Бабушка с трудом поднимает руку и двигает ею из стороны в сторону, пока губы складываются в небольшую ухмылку:
— Э… — бормочет она.
— Ну что ж, мы сейчас дадим вам лекарство, чтобы вы отдохнули, — говорит ей Джексон.
— Чарли, — снова произносит она.
— Ее сознание все больше путается, — шепчу Джексону.
— Амелия, можете сказать, какой сейчас год?
Ее глаза открываются чуть больше, она поворачивает голову на подушке, чтобы посмотреть на него:
— Что за глупые вопросы?
— Обычный вопрос, который мы иногда задаем пациентам.
Бабушка проводит рукой, убирая со лба седые пряди челки:
— Сейчас тысяча девятьсот сорок второй год, естественно.

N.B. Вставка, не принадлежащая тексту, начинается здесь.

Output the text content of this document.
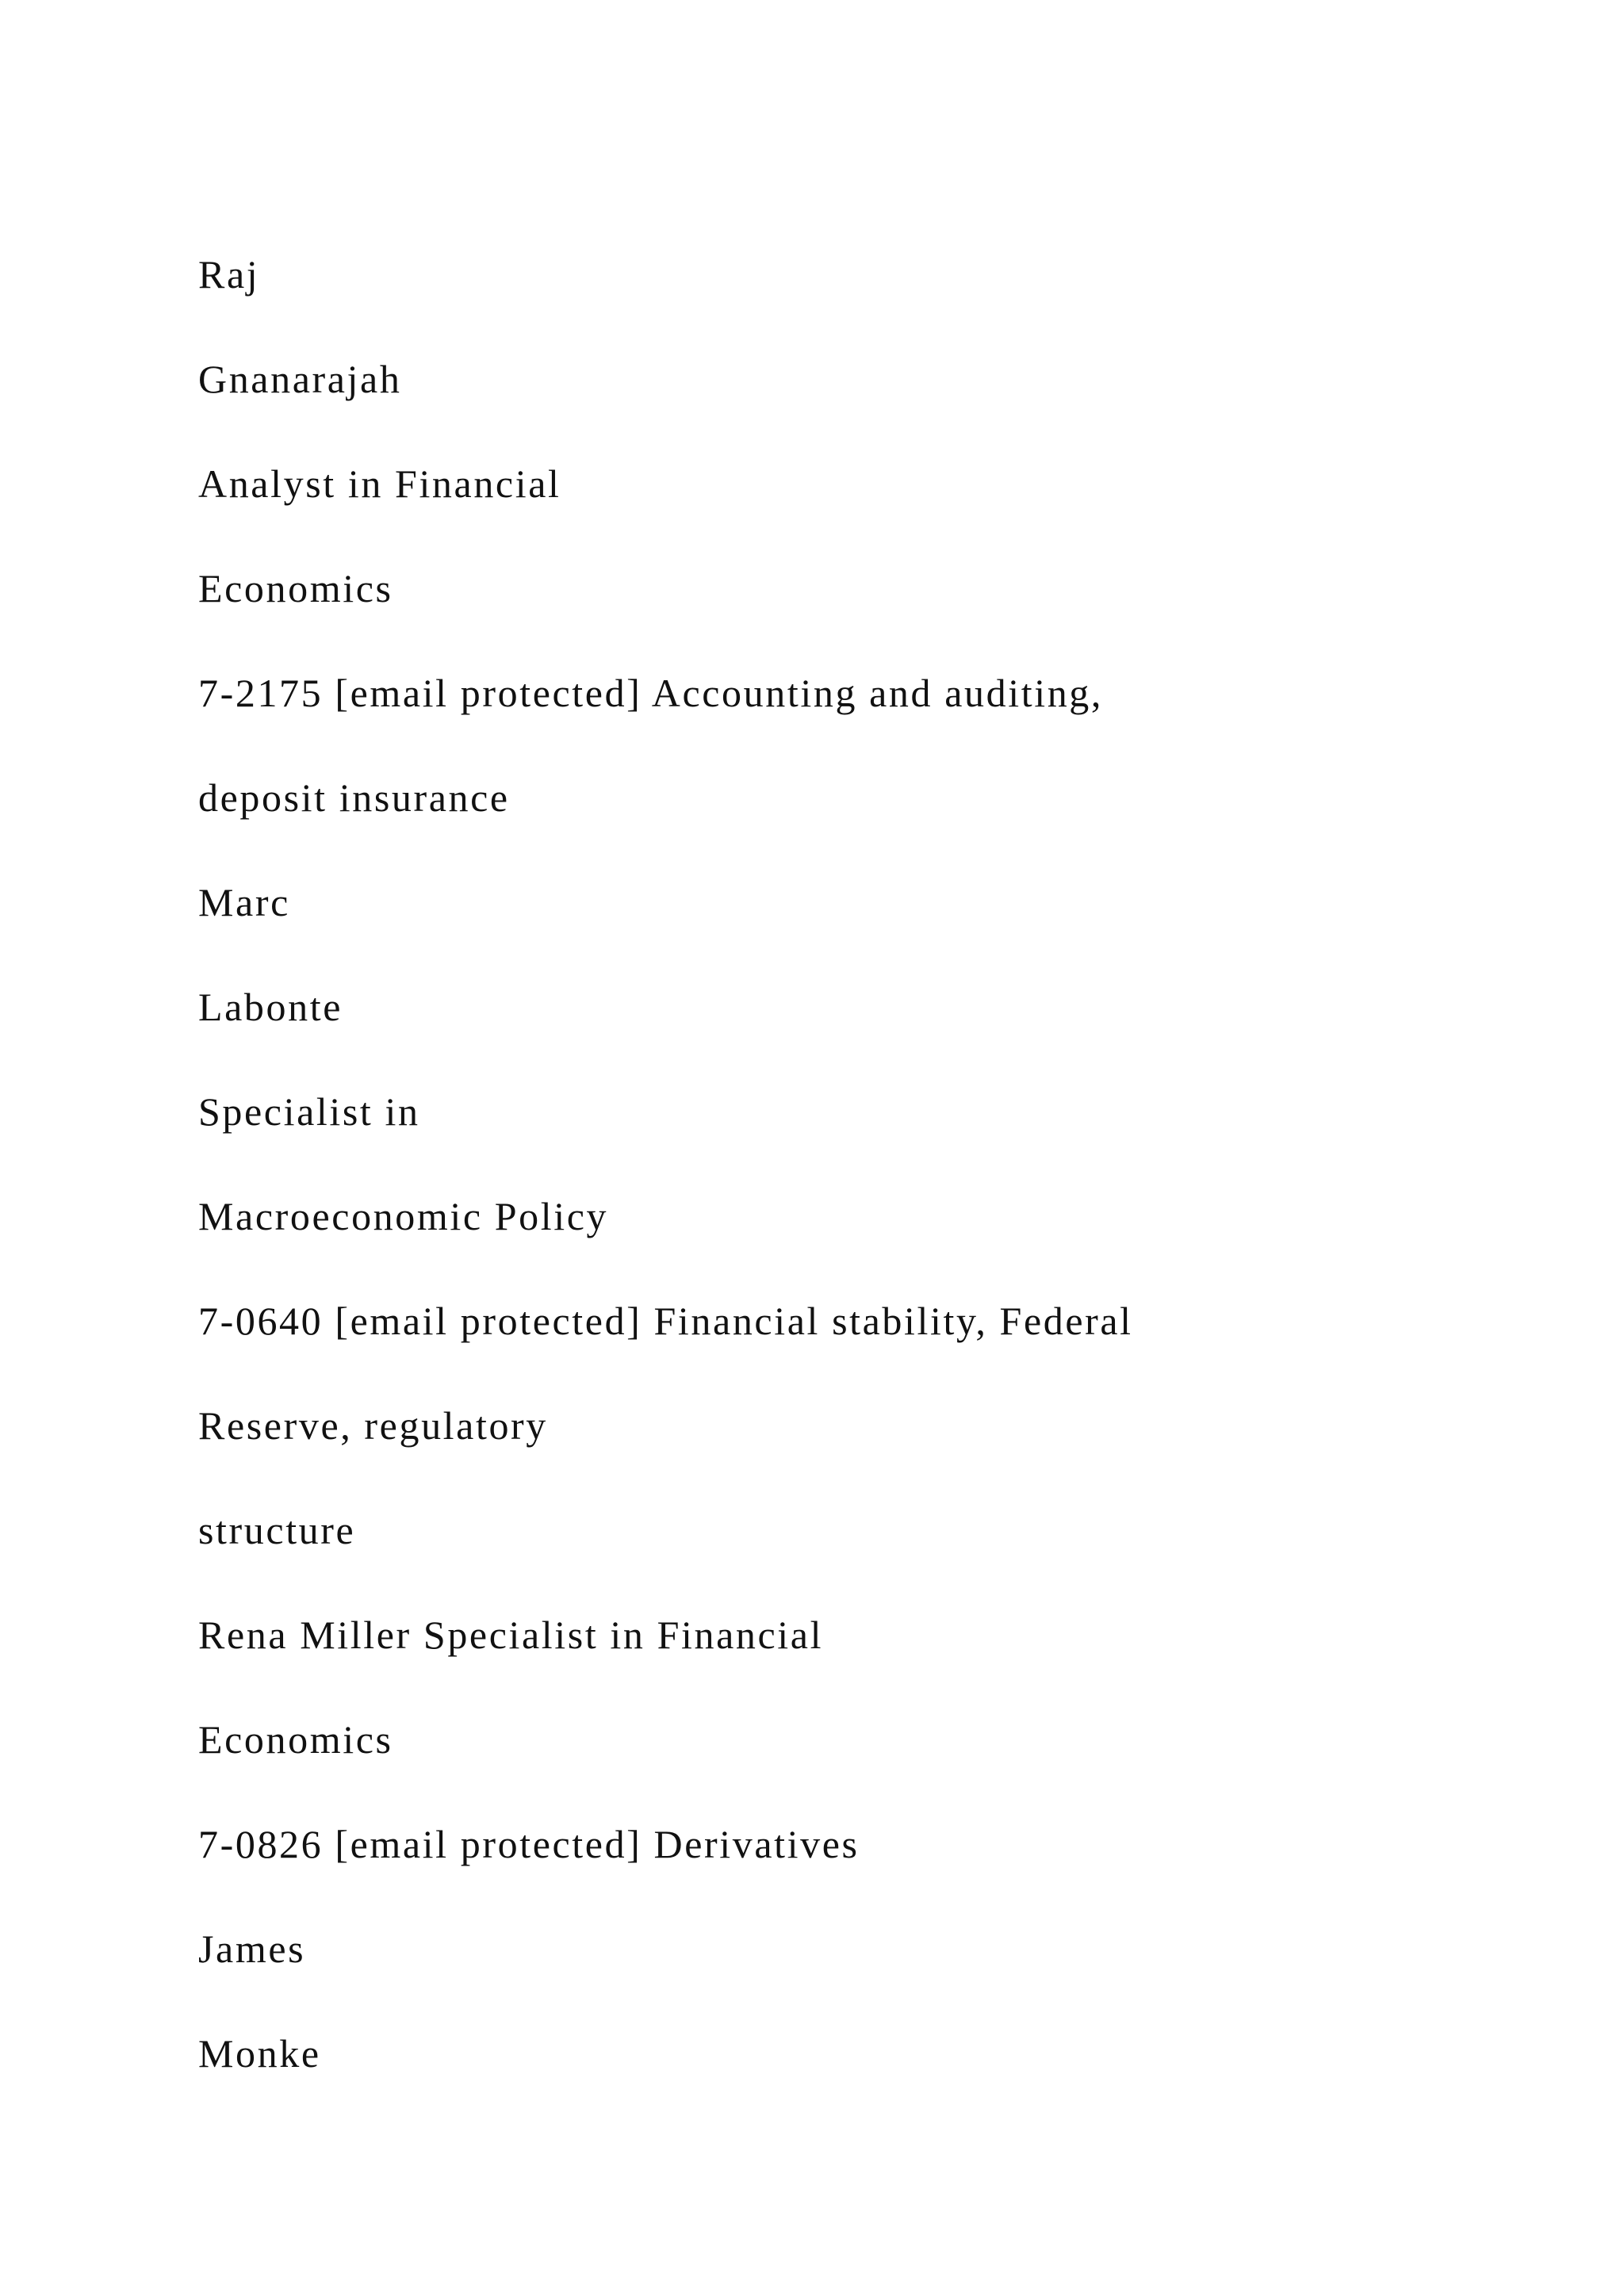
Raj
Gnanarajah
Analyst in Financial
Economics
7-2175 [email protected] Accounting and auditing,
deposit insurance
Marc
Labonte
Specialist in
Macroeconomic Policy
7-0640 [email protected] Financial stability, Federal
Reserve, regulatory
structure
Rena Miller Specialist in Financial
Economics
7-0826 [email protected] Derivatives
James
Monke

— Бабушка, — влезаю я, боясь, что ее сознание действительно застряло в том времени, — сейчас две тысячи семнадцатый год.
— Ох, Эмма…такая шутница.
Джексон отходит от бабушки и кивком головы указывает нам следовать за ним из палаты. Когда мы выходим, он глубоко вдыхает, замирая на секунду, что успокаивает меня сильнее, чем собственное дыхание:
— Я назначу несколько тестов, чтобы посмотреть, были ли какие-то повреждения мозга во время последнего приступа. Честно говоря, не думаю, что дело в этом, но нужно точно вычеркнуть этот вариант. Я почти уверен, что такие изменения в сознании могли стать результатом инфаркта, и, затем, такое быстрое наступление второго ничем не улучшило ситуацию, — Джексон складывает руки перед собой и прочищает горло. Он прислоняется к стене, немного сужает глаза и сжимает губы, — как бы мне не хотелось просить вас троих об этом, но нужно избегать возможностей расстраивать ее, а это значит, до конца жизни подыгрывать ей. Очень важно сейчас сохранять ее пульс в нормальном ритме.
Нам нужно делать вид, что мы живем в тысяча девятьсот сорок втором году, все еще посреди Холокоста? Я даже не уверена, что она тогда была пленницей:
— Она знает мое имя, говорю Джексону, — это должно что-то значить, правда?
— Так и есть, — отвечает он, — значит, она и здесь, и там, одновременно в обоих временах, и об этом не стоит сейчас беспокоиться.
Я не думаю, что он понимает, насколько это не нормально для нее:
— Возвращение в те времена может причинить больше вреда ее сердцу, чем правда.
На некоторое время Джексон фокусирует внимание на мне, озабоченно смотря в глаза, словно это я его пациент:
— Думаю, все будет в порядке, нужно только дать ей время.
— Спасибо вам большое, доктор Бек, — произносит мама, — словами не выразить, как я благодарна за то, что наша мама в таких хороших руках.
— Не за что. Но моя смена как раз заканчивается, так что в реанимации до утра будет дежурить доктор Лейн. Она познакомится с вами, если вы все еще будете здесь, но, уверяю вас, Амелия будет спать в течение следующих двадцати четырёх часов, так что советую вам всем тоже немного отдохнуть.
— Мы пока немного посидим с ней, — говорит Энни, — спасибо вам еще раз, — она берет маму за руку и тянет ее назад в палату, где они пододвигают стулья и садятся рядом с бабушкой. На секунду мне хочется помолиться о том, что где бы сейчас ни находился ее разум, это все не так страшно, как я себе представляю.
— Если ты захочешь перенести сегодняшний вечер, я пойму, — уверяет Джексон.